If you’re a professional photographer, you’re likely familiar with the stress of having thousands of photographs stored on memory cards and your computer. Without a proper backup strategy, you could lose these photos, resulting in dissatisfied clients, evaporated intellectual property and/or tons of extra work. As you try to keep your photos securely backed up, learn more about the top backup strategies and backup solutions for photographers. 

4 Backup Strategies for Photographers

When you want to know how professional photographers back up their photos and protect themselves from data loss, you’ll want to start by following a few photo backup best practices. Instead of risking the loss of your photos, review our top four backup strategies for photographers below:

1. Follow the 3-2-1 Backup Rule

Any photographer serious about keeping their photos backed up securely should follow the 3-2-1 backup rule. This rule states that you should keep three copies of your data on two different media types, with one of these copies saved off-site. In practice, you might keep a copy of your data on your work device, another copy on an external hard drive, and a third copy on an endpoint backup provider’s secure cloud. 

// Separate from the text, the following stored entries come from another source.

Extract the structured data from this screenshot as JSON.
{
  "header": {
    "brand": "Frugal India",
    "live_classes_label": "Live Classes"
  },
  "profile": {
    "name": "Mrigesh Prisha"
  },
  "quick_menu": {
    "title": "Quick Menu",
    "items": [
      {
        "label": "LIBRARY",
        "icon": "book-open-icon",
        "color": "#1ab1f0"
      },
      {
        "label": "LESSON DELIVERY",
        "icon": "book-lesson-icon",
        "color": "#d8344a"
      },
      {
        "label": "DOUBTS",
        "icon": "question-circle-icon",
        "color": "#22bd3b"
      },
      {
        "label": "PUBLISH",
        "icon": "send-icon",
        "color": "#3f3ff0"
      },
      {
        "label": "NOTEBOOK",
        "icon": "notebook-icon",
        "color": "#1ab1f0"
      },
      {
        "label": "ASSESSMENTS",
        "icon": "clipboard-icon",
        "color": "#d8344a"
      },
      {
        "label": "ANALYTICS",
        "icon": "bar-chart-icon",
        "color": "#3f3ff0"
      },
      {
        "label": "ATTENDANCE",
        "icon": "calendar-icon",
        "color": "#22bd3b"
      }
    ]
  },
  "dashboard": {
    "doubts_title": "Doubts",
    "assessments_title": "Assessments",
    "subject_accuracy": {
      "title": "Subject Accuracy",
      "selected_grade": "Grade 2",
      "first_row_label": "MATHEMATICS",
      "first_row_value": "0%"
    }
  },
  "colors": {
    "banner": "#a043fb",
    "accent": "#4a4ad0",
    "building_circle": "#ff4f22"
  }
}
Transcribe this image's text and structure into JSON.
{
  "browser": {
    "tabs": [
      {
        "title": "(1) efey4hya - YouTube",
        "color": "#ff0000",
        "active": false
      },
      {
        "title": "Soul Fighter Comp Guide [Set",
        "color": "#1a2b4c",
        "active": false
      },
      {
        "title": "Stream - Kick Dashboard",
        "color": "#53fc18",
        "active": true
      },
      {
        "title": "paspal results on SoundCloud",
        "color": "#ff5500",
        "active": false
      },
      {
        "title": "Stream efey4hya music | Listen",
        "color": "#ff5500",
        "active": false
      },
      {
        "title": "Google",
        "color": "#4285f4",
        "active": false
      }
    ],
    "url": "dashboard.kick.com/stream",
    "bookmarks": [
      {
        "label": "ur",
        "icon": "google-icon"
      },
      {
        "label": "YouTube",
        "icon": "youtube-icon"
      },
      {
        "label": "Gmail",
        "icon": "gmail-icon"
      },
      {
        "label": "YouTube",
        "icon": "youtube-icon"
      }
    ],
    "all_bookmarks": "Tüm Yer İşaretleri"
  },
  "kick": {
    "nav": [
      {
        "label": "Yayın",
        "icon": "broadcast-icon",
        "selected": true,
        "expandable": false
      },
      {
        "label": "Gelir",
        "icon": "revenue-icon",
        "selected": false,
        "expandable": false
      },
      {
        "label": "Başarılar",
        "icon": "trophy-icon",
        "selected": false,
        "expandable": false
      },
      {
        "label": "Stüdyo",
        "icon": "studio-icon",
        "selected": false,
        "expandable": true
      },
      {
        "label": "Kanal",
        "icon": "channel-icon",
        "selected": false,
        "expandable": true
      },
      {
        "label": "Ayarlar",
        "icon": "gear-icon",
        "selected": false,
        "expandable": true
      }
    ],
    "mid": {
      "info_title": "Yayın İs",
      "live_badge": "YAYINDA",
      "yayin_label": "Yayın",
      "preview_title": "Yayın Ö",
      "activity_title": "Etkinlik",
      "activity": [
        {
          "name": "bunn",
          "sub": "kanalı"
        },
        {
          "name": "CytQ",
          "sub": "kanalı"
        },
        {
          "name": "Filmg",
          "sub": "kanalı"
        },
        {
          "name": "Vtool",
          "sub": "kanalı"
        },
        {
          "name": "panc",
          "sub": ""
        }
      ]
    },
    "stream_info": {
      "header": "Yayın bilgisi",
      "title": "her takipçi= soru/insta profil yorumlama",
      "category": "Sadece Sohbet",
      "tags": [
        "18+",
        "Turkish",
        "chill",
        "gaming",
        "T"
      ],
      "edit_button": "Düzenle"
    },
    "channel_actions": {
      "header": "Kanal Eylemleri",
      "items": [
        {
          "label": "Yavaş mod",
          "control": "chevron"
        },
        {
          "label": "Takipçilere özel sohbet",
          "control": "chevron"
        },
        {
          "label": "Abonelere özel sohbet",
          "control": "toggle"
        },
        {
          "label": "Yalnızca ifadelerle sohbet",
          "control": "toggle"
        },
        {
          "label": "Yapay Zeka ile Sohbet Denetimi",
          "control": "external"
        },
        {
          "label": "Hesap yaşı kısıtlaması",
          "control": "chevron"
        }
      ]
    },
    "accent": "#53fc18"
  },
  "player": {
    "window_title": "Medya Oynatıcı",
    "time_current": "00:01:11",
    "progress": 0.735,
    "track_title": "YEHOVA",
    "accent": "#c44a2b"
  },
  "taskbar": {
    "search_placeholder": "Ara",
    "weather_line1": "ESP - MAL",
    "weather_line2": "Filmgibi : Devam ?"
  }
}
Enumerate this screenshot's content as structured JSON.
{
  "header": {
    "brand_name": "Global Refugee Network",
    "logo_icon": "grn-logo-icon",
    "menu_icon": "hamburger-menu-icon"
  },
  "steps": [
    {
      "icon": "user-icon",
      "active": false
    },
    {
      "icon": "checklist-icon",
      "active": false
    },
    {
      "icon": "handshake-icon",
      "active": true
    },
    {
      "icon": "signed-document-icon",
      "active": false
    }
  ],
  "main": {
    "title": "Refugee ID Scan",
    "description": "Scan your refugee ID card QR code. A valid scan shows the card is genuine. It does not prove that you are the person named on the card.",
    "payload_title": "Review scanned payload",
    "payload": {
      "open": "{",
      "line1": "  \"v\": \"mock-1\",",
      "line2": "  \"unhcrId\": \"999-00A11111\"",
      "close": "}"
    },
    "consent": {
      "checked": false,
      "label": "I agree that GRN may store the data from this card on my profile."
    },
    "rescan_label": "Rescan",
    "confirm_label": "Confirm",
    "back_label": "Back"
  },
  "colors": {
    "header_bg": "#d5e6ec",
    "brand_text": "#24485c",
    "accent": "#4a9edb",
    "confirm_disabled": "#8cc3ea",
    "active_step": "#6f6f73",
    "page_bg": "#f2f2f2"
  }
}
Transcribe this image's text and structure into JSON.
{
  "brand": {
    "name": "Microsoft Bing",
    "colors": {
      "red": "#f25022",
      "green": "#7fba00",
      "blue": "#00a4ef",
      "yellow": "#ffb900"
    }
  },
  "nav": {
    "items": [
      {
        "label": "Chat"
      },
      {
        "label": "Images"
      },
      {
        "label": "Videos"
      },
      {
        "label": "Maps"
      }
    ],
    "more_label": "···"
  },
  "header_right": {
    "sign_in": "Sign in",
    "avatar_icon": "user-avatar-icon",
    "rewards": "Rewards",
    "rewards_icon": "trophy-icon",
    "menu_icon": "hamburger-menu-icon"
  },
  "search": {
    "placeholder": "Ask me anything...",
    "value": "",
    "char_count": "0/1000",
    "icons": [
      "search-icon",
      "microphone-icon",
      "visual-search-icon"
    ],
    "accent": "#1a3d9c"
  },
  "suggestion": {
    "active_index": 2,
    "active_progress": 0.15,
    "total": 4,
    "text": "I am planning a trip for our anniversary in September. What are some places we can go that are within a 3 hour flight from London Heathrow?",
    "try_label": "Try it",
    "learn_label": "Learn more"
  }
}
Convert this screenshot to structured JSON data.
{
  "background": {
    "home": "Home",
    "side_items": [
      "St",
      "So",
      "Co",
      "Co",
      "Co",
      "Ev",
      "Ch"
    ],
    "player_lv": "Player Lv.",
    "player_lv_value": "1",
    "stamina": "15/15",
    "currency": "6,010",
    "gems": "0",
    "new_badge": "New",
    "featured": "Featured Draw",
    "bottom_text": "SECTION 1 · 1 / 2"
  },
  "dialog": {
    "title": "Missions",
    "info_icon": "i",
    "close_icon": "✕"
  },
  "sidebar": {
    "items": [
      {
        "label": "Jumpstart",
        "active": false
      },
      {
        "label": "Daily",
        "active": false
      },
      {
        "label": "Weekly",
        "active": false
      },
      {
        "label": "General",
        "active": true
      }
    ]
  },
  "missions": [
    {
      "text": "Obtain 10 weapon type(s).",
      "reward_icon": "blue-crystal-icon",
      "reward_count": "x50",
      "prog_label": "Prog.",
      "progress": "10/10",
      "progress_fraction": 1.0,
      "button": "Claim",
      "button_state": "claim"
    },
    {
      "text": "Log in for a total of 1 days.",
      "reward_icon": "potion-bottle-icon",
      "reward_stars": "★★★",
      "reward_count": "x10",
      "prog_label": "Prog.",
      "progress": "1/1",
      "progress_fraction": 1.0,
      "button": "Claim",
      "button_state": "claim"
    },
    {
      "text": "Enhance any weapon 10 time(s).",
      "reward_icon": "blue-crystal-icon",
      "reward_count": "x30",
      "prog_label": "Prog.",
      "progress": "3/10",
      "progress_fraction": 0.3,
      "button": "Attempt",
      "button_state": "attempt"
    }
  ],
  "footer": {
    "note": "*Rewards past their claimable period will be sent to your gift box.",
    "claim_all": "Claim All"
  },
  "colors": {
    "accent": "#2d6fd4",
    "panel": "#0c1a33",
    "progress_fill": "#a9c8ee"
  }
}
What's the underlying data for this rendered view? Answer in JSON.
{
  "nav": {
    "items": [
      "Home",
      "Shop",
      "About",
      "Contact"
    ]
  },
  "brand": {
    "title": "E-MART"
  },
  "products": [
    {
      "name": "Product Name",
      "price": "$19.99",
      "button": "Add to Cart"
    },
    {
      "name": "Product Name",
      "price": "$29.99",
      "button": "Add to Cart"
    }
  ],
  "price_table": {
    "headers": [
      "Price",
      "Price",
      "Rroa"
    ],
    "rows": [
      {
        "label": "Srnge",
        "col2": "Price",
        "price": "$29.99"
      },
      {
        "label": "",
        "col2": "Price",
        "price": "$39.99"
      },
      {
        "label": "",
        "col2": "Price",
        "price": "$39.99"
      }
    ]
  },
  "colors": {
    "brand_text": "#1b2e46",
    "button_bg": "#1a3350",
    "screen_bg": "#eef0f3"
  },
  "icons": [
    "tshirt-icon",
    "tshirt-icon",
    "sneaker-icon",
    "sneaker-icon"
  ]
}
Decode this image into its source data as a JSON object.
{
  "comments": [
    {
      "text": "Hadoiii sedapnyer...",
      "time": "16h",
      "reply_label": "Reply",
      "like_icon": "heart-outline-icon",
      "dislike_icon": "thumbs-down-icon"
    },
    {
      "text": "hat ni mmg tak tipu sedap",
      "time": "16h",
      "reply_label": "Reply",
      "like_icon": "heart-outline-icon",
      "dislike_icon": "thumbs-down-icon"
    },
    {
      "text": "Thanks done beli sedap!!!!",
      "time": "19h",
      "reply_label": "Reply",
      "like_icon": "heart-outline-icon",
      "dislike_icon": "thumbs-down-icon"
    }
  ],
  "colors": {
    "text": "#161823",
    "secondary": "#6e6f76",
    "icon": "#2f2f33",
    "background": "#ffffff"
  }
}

By following this rule, you can significantly reduce the risk of losing your pictures and any other data you need for work. The core idea behind this strategy is to ensure you have multiple places where you can access your images if something affects any one (or more) of your backup locations. For example, when your hard drive fails, you’ll still have copies on your personal devices and in your provider’s cloud.

2. Pair an External Hard Drive With an Endpoint Backup Solution

When following the 3-2-1 backup rule, you’ll need to choose between a few different types of backup solutions for photographers. After you make your selects and imports, and before you delete your photos from your memory cards, you’ll need to back up the photos to a physical device and a secure cloud. By backing up your copies on an external hard drive, you can reduce the risk of losing your photographs if user error or computer failure wipes your copies.

While storing copies of your photographs on an external hard drive is a great first start, especially if they are cataloged with your favorite image processing software, you’ll also want to upload a copy of your raw files to an endpoint backup provider’s cloud. With an endpoint backup solution, you can easily back up copies on your endpoint (e.g., a computer you use to edit your photographs) and upload them to a provider’s cloud. Keeping a copy of your files on a backup provider’s cloud will eliminate the risk of data loss when your primary copies on your endpoint are encrypted by ransomware or destroyed by physical damage to your hardware (e.g., you drop your laptop, or a fire destroys your computer and your hard drive). 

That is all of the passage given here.